The Utility of a Three-gene Host Response to Discriminate Tuberculous Meningitis From Other Infections in Children

Background Early diagnosis of tuberculous meningitis (TBM) is critical to favorable outcomes. We investigated whether a 3-gene host response signature in whole blood can distinguish TBM from symptomatic controls in children. Methods Whole-blood RNA sequencing was performed in children with TBM and controls. Expression of the 3-gene signature, [guanylate-binding protein (GBP5), dual specificity phosphatase 3 (DUSP3) and Krupple-like factor 2 (KLF2)] was quantified and a tuberculosis (TB) score was calculated using (GBP5+DUSP3)/2-KLF2. Discriminatory performance was obtained using receiver-operator characteristic curve analysis against microbiologic and composite reference standards.
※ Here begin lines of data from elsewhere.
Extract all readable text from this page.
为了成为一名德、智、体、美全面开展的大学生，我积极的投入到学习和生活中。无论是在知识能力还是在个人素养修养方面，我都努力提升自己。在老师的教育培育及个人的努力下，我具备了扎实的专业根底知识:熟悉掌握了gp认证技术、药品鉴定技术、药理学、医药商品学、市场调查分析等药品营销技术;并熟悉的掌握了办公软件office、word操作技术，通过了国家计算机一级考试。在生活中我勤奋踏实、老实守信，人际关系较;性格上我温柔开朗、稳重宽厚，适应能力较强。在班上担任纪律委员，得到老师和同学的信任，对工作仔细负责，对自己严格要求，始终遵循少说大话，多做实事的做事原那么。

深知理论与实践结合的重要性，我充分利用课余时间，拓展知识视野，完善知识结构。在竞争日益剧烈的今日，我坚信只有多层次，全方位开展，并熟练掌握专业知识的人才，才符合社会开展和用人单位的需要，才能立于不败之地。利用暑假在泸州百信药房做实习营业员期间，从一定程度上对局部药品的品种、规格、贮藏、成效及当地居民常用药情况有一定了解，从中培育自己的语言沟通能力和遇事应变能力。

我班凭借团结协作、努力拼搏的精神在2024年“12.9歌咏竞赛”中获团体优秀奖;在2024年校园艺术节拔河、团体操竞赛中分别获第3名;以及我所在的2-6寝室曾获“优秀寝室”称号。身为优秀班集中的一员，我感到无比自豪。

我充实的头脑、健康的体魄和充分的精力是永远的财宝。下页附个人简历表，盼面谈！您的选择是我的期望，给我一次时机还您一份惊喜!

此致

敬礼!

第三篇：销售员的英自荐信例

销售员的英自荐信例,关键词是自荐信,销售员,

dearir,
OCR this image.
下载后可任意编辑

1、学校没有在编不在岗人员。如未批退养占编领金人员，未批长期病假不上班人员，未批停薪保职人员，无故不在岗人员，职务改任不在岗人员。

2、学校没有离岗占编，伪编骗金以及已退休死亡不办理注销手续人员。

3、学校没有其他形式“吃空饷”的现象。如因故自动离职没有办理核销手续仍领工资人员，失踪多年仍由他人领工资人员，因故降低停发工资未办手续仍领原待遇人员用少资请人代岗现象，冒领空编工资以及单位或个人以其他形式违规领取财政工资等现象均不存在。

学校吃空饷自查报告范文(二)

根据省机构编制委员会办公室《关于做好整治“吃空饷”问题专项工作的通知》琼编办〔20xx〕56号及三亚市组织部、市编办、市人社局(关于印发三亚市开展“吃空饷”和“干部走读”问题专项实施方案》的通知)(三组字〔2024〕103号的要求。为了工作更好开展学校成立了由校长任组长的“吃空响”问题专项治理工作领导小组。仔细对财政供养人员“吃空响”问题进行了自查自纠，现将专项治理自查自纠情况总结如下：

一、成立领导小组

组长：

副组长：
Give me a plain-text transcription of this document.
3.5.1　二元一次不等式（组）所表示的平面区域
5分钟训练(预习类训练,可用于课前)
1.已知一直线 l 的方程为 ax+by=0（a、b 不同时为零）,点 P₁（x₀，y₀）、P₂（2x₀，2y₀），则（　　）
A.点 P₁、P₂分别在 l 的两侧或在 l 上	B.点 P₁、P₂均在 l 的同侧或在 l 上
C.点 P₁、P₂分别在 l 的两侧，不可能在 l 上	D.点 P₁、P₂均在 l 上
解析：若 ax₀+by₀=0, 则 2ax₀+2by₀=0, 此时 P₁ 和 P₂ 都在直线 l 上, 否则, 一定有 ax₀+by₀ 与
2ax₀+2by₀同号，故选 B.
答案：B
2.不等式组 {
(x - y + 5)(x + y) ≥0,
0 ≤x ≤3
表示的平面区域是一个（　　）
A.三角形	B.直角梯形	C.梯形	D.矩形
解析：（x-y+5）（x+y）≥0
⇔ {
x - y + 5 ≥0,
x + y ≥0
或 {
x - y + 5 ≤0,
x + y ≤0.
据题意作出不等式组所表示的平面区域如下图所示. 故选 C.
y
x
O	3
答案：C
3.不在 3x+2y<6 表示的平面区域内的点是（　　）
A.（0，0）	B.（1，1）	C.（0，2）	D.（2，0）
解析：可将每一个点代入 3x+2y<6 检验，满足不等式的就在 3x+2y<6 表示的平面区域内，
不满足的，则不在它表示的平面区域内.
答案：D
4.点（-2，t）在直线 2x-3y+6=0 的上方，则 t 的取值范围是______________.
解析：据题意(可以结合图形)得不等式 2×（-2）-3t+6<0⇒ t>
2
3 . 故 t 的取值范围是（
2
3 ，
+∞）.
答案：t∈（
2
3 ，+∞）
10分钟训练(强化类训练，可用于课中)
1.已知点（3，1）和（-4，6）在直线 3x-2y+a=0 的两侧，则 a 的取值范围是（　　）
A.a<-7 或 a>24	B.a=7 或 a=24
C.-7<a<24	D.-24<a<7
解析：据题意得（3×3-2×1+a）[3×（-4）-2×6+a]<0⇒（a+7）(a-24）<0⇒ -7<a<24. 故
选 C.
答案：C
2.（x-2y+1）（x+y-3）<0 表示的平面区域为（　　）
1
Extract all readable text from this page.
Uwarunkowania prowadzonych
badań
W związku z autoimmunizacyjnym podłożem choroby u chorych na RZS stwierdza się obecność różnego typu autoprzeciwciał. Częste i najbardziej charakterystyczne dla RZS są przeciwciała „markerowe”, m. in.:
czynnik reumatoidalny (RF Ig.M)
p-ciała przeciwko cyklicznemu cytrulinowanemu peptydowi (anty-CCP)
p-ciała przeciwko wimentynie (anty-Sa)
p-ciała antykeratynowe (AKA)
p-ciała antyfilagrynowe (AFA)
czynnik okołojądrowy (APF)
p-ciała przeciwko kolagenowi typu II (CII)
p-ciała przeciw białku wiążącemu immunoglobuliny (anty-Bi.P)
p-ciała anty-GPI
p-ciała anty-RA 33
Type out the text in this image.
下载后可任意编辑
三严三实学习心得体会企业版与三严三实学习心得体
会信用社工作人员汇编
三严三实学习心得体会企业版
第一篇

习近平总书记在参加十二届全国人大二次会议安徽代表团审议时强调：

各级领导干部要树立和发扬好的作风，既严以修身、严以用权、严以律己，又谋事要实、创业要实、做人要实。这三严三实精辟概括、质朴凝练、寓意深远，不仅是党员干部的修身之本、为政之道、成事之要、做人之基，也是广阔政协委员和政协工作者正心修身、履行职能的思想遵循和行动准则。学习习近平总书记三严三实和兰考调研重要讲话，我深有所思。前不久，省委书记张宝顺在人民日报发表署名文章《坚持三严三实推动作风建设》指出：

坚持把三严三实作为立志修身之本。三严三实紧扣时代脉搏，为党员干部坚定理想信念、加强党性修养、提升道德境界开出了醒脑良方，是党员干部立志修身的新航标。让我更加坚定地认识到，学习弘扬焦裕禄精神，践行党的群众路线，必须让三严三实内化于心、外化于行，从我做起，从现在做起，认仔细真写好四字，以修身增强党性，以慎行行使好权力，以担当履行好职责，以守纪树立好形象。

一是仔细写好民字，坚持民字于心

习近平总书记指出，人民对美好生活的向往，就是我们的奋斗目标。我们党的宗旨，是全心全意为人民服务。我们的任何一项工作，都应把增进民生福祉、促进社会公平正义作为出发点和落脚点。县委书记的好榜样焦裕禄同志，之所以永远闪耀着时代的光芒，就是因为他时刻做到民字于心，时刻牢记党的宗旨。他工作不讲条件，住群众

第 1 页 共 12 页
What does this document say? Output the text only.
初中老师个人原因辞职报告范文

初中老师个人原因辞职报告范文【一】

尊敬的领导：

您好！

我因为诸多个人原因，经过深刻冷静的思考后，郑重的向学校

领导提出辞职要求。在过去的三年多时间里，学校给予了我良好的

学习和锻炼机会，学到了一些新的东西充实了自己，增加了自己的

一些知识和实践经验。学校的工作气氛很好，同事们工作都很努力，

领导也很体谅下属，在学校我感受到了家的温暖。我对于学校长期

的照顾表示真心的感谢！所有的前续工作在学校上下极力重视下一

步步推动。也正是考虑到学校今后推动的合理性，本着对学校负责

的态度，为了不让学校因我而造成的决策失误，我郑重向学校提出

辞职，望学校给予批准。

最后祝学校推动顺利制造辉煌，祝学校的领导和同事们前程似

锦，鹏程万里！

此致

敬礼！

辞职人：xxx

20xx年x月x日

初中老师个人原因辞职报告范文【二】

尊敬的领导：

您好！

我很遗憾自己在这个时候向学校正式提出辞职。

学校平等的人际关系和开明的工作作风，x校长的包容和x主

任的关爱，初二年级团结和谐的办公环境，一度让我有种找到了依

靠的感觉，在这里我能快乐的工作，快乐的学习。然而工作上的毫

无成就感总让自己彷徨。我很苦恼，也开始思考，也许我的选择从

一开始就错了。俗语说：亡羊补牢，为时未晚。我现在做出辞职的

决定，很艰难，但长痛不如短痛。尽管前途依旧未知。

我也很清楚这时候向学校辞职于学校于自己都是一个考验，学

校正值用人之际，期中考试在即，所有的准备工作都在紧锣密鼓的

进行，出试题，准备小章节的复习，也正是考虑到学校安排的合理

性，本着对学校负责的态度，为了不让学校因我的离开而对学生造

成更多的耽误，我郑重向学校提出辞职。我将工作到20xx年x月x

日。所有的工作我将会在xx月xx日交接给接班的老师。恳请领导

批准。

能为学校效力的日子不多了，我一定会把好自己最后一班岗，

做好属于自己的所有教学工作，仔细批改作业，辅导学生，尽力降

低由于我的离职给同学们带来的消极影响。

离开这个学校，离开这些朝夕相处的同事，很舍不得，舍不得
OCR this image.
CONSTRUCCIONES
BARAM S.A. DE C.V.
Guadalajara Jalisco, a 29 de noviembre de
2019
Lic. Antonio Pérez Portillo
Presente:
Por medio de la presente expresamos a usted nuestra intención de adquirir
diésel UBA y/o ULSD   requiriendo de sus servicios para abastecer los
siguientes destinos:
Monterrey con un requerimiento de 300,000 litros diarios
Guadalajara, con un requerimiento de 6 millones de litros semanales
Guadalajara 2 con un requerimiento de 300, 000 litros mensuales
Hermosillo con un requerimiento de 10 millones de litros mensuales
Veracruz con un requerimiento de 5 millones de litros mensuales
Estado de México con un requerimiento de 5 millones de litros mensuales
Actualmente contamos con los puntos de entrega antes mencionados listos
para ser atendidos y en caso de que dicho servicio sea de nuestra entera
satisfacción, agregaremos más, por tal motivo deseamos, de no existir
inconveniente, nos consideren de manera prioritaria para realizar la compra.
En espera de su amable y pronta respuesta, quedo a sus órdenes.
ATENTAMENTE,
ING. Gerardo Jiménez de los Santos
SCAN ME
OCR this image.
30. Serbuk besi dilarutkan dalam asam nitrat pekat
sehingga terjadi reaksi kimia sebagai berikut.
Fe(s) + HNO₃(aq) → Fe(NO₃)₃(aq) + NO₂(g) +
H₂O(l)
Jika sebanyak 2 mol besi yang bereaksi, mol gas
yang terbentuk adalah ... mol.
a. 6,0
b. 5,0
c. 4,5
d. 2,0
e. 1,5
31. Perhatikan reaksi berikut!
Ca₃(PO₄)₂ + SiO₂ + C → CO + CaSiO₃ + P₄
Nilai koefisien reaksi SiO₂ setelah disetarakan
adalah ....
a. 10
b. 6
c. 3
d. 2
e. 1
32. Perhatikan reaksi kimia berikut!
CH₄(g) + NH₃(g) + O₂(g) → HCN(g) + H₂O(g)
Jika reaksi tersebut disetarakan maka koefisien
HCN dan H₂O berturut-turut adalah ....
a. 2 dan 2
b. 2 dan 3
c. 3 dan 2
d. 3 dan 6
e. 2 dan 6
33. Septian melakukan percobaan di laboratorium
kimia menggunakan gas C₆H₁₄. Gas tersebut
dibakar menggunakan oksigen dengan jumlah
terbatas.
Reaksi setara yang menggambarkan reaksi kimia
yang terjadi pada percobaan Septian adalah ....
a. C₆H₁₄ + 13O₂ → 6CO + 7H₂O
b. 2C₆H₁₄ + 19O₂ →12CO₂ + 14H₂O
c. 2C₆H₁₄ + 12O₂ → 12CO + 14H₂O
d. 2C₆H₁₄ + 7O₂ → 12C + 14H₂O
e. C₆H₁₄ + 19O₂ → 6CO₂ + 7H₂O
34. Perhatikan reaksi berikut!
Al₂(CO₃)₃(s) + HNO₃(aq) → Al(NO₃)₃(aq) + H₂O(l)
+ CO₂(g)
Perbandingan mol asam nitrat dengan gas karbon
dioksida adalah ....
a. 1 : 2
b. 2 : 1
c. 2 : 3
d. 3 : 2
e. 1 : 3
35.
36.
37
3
TB score and 3-gene expression in children were compared against adults with TBM. In parallel, an exploratory transcriptome-wide analysis was performed, applying bootstrapped least absolute shrinkage and selection operator regression to identify additional genes associated with TBM. Results Forty-two children had TBM and 41 were controls. KLF2 was upregulated in TBM compared to controls ( P = 0.043); while GBP5, DUSP3 and TB score showed no difference. The diagnostic performance of GBP5 alone (area under the curves: 0.64; 95% confidence interval: 0.46-0.83) and TB score (area under the curves: 0.59; 95% confidence interval: 0.41-0.77) was poor against the reference standard of definite TBM. GBP5 in children with TBM was lower than in adults without HIV (median 13.04; interquartile ranges: 11.91-14.29 vs. median 13.72; interquartile ranges: 12.58-14.53, P = 0.036), and expression was nonlinear across the age spectrum; lowest in young children. Exploratory transcriptomic analysis suggests that novel genes may contribute a discriminatory signal. Conclusion The 3-gene host response signature does not discriminate TBM from controls in children and was much less discriminative compared to adults. An alternative set of pediatric-specific signatures may exist, but further discovery and validation are required.